Ce jour-là, une semaine exactement après mon arrivée à Kigali, mon reportage sur le thème des femmes entrepreneures débute avec l’interview de Vestine Mukeshimana, 34 ans, pionnière dans le domaine des transports, un secteur largement occupé par la gent masculine. Sylvia Umurungi, une étudiante rencontrée la veille au «Blue Café» m’aide à organiser l’entrevue et m’accompagne sur le lieu du rendez-vous.
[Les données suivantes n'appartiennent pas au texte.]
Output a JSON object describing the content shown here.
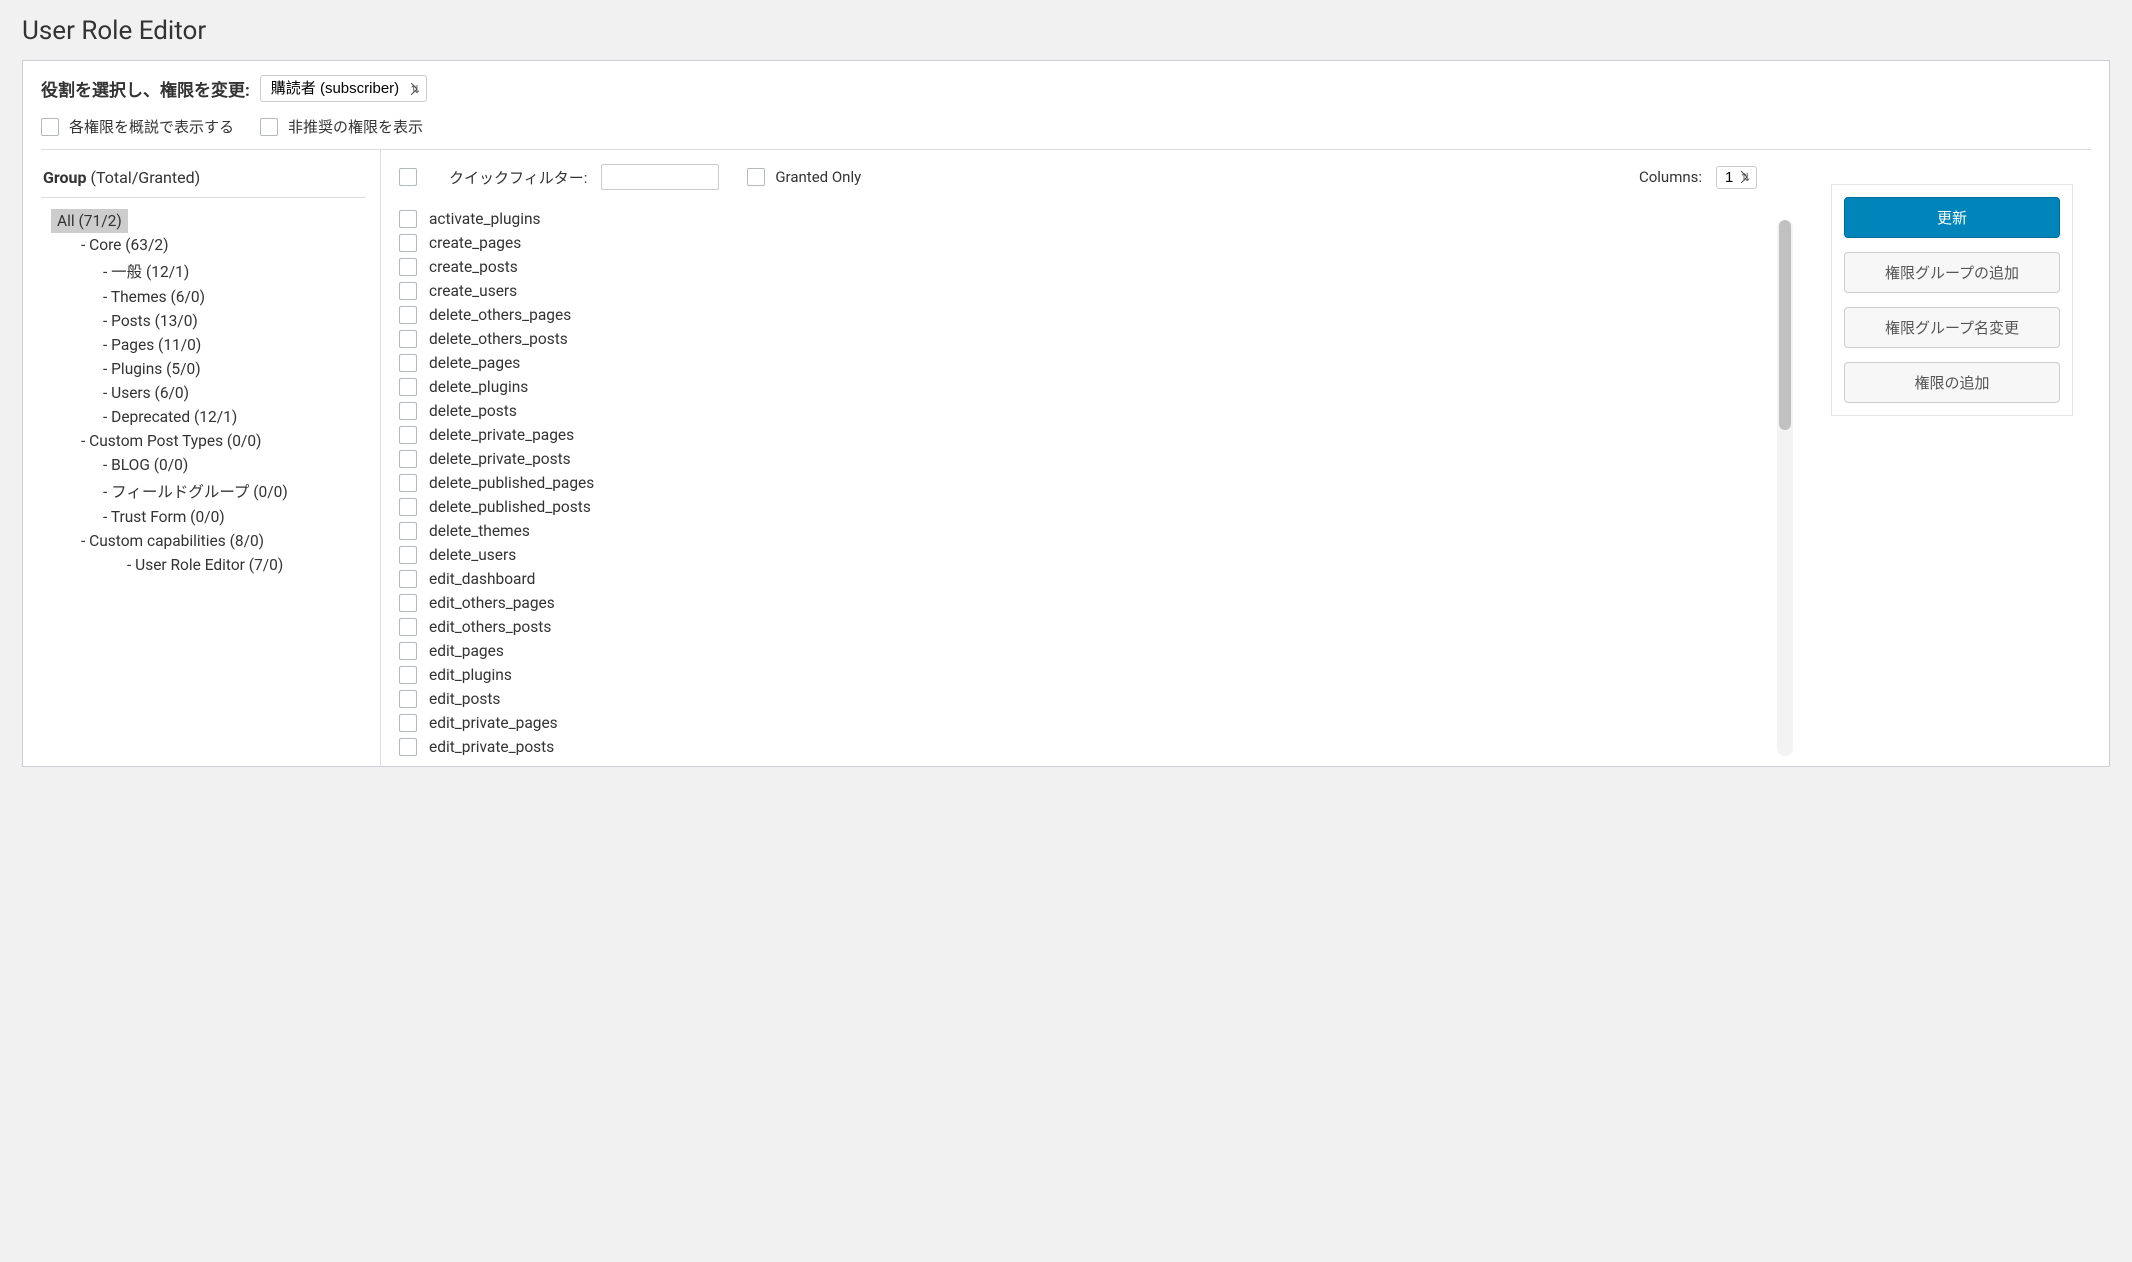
{
  "page_title": "User Role Editor",
  "role_select": {
    "label": "役割を選択し、権限を変更:",
    "selected": "購読者 (subscriber)"
  },
  "options": {
    "show_desc": "各権限を概説で表示する",
    "show_deprecated": "非推奨の権限を表示"
  },
  "sidebar": {
    "header_strong": "Group",
    "header_rest": " (Total/Granted)",
    "tree": [
      {
        "label": "All (71/2)",
        "level": 0,
        "dash": false,
        "selected": true
      },
      {
        "label": "Core (63/2)",
        "level": 1,
        "dash": true
      },
      {
        "label": "一般 (12/1)",
        "level": 2,
        "dash": true
      },
      {
        "label": "Themes (6/0)",
        "level": 2,
        "dash": true
      },
      {
        "label": "Posts (13/0)",
        "level": 2,
        "dash": true
      },
      {
        "label": "Pages (11/0)",
        "level": 2,
        "dash": true
      },
      {
        "label": "Plugins (5/0)",
        "level": 2,
        "dash": true
      },
      {
        "label": "Users (6/0)",
        "level": 2,
        "dash": true
      },
      {
        "label": "Deprecated (12/1)",
        "level": 2,
        "dash": true
      },
      {
        "label": "Custom Post Types (0/0)",
        "level": 1,
        "dash": true
      },
      {
        "label": "BLOG (0/0)",
        "level": 2,
        "dash": true
      },
      {
        "label": "フィールドグループ (0/0)",
        "level": 2,
        "dash": true
      },
      {
        "label": "Trust Form (0/0)",
        "level": 2,
        "dash": true
      },
      {
        "label": "Custom capabilities (8/0)",
        "level": 1,
        "dash": true
      },
      {
        "label": "User Role Editor (7/0)",
        "level": 3,
        "dash": true
      }
    ]
  },
  "filter": {
    "quick_label": "クイックフィルター:",
    "granted_only": "Granted Only",
    "columns_label": "Columns:",
    "columns_value": "1"
  },
  "capabilities": [
    "activate_plugins",
    "create_pages",
    "create_posts",
    "create_users",
    "delete_others_pages",
    "delete_others_posts",
    "delete_pages",
    "delete_plugins",
    "delete_posts",
    "delete_private_pages",
    "delete_private_posts",
    "delete_published_pages",
    "delete_published_posts",
    "delete_themes",
    "delete_users",
    "edit_dashboard",
    "edit_others_pages",
    "edit_others_posts",
    "edit_pages",
    "edit_plugins",
    "edit_posts",
    "edit_private_pages",
    "edit_private_posts"
  ],
  "actions": {
    "update": "更新",
    "add_group": "権限グループの追加",
    "rename_group": "権限グループ名変更",
    "add_cap": "権限の追加"
  }
}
Il doit être quatre heures de l’après-midi. Nous arrivons à Nyarugunga, un quartier coincé entre la route nationale 3 et l’aéroport, district de Kicukiro. Là, se tient une station-service faisant également office d’épicerie, d’arrêt de bus et de parking improvisé pour les «taxis-motos» à l’affût de leurs prochains clients. Sous un soleil qui fait lever la poussière et suer l’asphalte, les voitures filent à grands coups de klaxon vers des lieux plus paisibles. L’endroit est fréquenté. Nous pénétrons dans le premier bistrot qui se présente à nous. Quelques clients accoudés au bar suivent attentivement la rediffusion d’un match de football. Ils se passionnent pour leur équipe et sirotent une Mutzig, une bière très populaire ici, produite à Gisenyi, non loin de la frontière congolaise. A l’arrière du bar, s’étend une cour en terre battue. Deux tables isolées et quelques chaises en plastique y sont vaguement disposées. Nous choisissons la table dans le coin, au calme. L’entretien peut maintenant commencer. Une rencontre rythmée par trois. Imaginez le décor : trois filles qui ne se connaissent pas encore, trois langues de conversation - français, anglais et kinyarwanda -, trois Coca et trois heures d’entretien. Sylvia Umurungi pour la traduction, Vestine Mukeshimana pour le rôle principal. Et moi, la chance de recueillir un bout de l’histoire de cette jeune femme.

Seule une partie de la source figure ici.